Di recente ho tenuto un seminario a Forlì sulla scrittura epistolare. Ho chiesto ai partecipanti (studenti universitari) quanti di loro avessero scritto almeno una lettera nell’ultimo anno. Non un messaggino, non una missiva di carattere pratico o informativo: una vera e propria lettera privata. Moltissime braccia si sono alzate. E negli ultimi due anni? Quasi tutti. 

Ma non appartenevano al passato, le lettere, insieme al loro macchinoso apparato di minute, buste, francobolli e cassette postali?

Per comporre la loro lettera, buona parte di quelle mani sollevate si erano mosse probabilmente su una tastiera. Ma il loro gesto tecnico era comunque lo stesso che si compie da almeno due millenni e mezzo. 

“Lesis scrive questa lettera a Xenocle e a sua madre perché in nessun modo dimentichino che egli sta morendo nella fonderia… Io sono in balia di un uomo totalmente malvagio; io perisco sotto la sua frusta, sono schiavizzato e maltrattato sempre di più, sempre di più”: Atene, V secolo a.C.. Armando Petrucci, che apre il suo bellissimo Scrivere lettere con la missiva di Lesis, lo chiude denunciando la crisi di questa forma di scrittura.

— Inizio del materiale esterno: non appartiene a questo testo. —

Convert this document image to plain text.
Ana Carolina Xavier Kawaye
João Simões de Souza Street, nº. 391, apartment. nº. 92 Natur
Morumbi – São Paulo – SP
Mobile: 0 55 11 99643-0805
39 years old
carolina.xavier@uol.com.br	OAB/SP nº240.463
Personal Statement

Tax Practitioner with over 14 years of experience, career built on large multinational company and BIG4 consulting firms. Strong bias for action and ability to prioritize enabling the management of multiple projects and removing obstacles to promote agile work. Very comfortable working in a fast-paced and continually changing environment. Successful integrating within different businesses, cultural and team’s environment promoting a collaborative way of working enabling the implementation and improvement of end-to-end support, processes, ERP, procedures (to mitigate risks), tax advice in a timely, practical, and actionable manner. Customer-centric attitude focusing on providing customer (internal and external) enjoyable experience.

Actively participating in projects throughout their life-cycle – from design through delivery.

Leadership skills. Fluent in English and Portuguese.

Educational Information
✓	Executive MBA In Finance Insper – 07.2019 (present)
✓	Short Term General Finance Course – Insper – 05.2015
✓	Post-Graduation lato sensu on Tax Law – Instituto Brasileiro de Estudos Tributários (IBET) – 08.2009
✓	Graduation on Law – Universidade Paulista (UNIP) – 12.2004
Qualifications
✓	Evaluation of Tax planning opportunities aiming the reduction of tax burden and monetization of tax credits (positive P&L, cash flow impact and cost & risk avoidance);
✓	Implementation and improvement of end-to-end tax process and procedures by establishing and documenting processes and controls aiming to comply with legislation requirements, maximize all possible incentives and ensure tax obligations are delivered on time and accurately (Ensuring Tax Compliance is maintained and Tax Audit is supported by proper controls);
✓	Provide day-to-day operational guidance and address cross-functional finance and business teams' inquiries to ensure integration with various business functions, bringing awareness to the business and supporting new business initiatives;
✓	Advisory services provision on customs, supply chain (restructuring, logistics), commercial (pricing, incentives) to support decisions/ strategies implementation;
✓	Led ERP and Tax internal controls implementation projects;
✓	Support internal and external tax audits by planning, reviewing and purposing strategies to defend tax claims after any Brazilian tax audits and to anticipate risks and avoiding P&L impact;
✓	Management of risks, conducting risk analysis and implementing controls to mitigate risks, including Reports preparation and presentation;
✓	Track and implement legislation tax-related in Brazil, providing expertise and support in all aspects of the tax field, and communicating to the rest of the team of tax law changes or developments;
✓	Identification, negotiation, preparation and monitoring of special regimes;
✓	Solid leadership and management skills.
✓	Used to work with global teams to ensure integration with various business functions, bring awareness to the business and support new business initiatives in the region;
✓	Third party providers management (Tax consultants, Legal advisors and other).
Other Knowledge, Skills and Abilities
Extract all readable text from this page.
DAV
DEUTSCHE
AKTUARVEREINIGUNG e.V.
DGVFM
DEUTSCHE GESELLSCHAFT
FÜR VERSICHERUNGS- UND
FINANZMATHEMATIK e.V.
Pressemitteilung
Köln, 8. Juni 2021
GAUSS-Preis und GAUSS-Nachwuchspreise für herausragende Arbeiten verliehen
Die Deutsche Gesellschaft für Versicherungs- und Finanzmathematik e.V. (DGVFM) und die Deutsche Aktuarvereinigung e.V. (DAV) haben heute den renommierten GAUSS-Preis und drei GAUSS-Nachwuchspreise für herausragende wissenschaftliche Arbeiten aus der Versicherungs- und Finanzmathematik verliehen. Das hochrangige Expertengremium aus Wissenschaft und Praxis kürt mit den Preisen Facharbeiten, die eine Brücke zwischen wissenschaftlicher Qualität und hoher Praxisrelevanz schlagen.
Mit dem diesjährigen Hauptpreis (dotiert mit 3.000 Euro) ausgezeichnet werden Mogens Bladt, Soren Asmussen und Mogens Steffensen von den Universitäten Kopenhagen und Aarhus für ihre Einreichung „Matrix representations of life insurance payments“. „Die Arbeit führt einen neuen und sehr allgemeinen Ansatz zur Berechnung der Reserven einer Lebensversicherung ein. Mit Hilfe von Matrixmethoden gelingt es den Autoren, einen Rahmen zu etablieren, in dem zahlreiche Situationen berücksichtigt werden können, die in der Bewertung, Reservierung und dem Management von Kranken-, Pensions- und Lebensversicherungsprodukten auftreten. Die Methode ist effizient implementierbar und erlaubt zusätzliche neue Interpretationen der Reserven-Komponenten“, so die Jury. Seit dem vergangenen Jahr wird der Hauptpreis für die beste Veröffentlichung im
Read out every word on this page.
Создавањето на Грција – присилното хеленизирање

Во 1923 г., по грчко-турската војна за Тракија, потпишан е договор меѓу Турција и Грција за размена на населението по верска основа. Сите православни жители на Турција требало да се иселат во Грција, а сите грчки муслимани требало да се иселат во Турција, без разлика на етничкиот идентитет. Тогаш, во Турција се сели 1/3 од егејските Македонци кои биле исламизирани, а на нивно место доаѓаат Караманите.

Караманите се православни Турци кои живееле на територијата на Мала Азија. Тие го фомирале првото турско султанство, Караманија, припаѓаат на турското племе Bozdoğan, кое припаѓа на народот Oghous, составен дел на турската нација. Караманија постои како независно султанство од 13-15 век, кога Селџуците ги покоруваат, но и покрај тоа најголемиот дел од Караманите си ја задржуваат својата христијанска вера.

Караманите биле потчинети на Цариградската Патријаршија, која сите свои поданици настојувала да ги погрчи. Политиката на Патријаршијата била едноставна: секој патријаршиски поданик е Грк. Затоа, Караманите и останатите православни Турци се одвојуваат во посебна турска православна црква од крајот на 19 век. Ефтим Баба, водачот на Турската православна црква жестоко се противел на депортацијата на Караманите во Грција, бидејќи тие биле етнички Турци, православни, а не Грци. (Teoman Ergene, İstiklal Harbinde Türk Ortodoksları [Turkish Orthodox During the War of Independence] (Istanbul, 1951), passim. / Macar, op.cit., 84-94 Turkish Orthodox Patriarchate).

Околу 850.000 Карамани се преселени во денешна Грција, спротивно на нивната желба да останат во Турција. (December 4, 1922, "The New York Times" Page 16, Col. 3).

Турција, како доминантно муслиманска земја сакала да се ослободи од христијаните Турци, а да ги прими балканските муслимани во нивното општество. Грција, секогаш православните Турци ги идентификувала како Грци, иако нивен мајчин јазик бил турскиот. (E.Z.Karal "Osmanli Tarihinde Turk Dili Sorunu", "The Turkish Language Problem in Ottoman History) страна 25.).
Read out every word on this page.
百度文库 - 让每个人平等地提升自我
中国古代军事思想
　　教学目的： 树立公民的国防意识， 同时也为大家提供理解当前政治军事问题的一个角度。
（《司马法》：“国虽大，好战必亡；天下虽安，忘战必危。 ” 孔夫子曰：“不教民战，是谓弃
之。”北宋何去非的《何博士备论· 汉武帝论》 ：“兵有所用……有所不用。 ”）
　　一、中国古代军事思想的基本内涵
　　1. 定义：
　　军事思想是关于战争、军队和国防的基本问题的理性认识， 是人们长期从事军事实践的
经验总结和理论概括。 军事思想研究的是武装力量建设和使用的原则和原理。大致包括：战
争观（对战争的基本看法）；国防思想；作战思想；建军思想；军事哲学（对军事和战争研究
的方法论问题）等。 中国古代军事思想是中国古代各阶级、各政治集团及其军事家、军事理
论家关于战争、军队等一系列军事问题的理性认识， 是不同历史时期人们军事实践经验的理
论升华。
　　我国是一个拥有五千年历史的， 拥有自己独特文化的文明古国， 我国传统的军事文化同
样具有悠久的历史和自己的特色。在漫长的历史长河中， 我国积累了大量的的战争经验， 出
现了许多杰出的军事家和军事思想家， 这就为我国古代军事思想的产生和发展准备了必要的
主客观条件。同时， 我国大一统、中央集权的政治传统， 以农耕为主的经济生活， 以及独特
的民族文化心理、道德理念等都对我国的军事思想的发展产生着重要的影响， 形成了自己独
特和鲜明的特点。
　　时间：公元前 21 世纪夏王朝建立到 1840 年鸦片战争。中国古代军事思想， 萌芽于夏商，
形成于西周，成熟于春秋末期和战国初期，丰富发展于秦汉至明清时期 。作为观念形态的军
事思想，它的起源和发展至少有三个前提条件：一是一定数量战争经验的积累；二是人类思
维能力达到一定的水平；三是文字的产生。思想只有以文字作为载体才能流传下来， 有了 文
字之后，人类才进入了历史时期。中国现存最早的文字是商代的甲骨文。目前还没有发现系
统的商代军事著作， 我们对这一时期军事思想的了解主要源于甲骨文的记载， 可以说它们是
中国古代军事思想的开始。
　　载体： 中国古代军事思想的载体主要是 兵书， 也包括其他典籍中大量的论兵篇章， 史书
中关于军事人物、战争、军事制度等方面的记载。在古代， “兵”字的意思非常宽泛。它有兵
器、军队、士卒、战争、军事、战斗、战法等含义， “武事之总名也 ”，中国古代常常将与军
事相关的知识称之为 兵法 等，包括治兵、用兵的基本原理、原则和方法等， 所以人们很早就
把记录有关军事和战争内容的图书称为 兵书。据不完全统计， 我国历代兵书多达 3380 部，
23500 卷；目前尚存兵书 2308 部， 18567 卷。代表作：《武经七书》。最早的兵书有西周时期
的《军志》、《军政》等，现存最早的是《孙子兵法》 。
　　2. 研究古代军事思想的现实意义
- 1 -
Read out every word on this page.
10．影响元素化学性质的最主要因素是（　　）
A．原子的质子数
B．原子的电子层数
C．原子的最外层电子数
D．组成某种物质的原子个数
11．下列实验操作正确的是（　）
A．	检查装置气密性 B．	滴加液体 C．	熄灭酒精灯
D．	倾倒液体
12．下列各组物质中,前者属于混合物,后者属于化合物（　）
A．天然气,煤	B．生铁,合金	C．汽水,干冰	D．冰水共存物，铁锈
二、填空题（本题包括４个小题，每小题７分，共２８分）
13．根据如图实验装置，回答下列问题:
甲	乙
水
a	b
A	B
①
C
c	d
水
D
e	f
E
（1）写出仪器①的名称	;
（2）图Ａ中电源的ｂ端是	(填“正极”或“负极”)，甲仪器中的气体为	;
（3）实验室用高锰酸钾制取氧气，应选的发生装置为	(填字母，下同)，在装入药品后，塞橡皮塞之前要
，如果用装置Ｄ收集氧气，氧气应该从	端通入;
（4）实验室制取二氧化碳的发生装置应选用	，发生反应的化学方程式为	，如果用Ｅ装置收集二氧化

A suo dire il tradizionale schema testuale viene ormai ignorato, le formule di cortesia sono tralasciate o irrise, il testo risulta irrimediabilmente impoverito.

Eppure la lettera privata, come il libro secondo Umberto Eco, è un’invenzione perfetta e non migliorabile. Alcuni suoi caratteri formali sono venuti a mancare, o più spesso vengono radicalmente reinventati (uno dei sintomi della rivoluzione espressiva del romanticismo), ma Fabio Magro osserva che “le coordinate fondamentali del genere… giungono a noi pressoché intatte”. Apriamo ancora, di norma, le lettere con un nome, unito a un aggettivo che in tutte le lingue occidentali indica sia affetto che valore economico, a ricordarci che la lettera congiunge la sfera emotiva a quella pragmatica. Intrecciamo repliche e notizie, annunciamo la conclusione, firmiamo, aggiungiamo un poscritto. 

La lettera conserva queste strutture inalterate per un motivo molto semplice: rispondono a una necessità reale, poggiano sicure sulla propria indiscutibile efficacia nella gestione di un canale comunicativo primario, forse il fondamento stesso della comunicazione. Servono (in modo eccellente) a far sapere i fatti propri.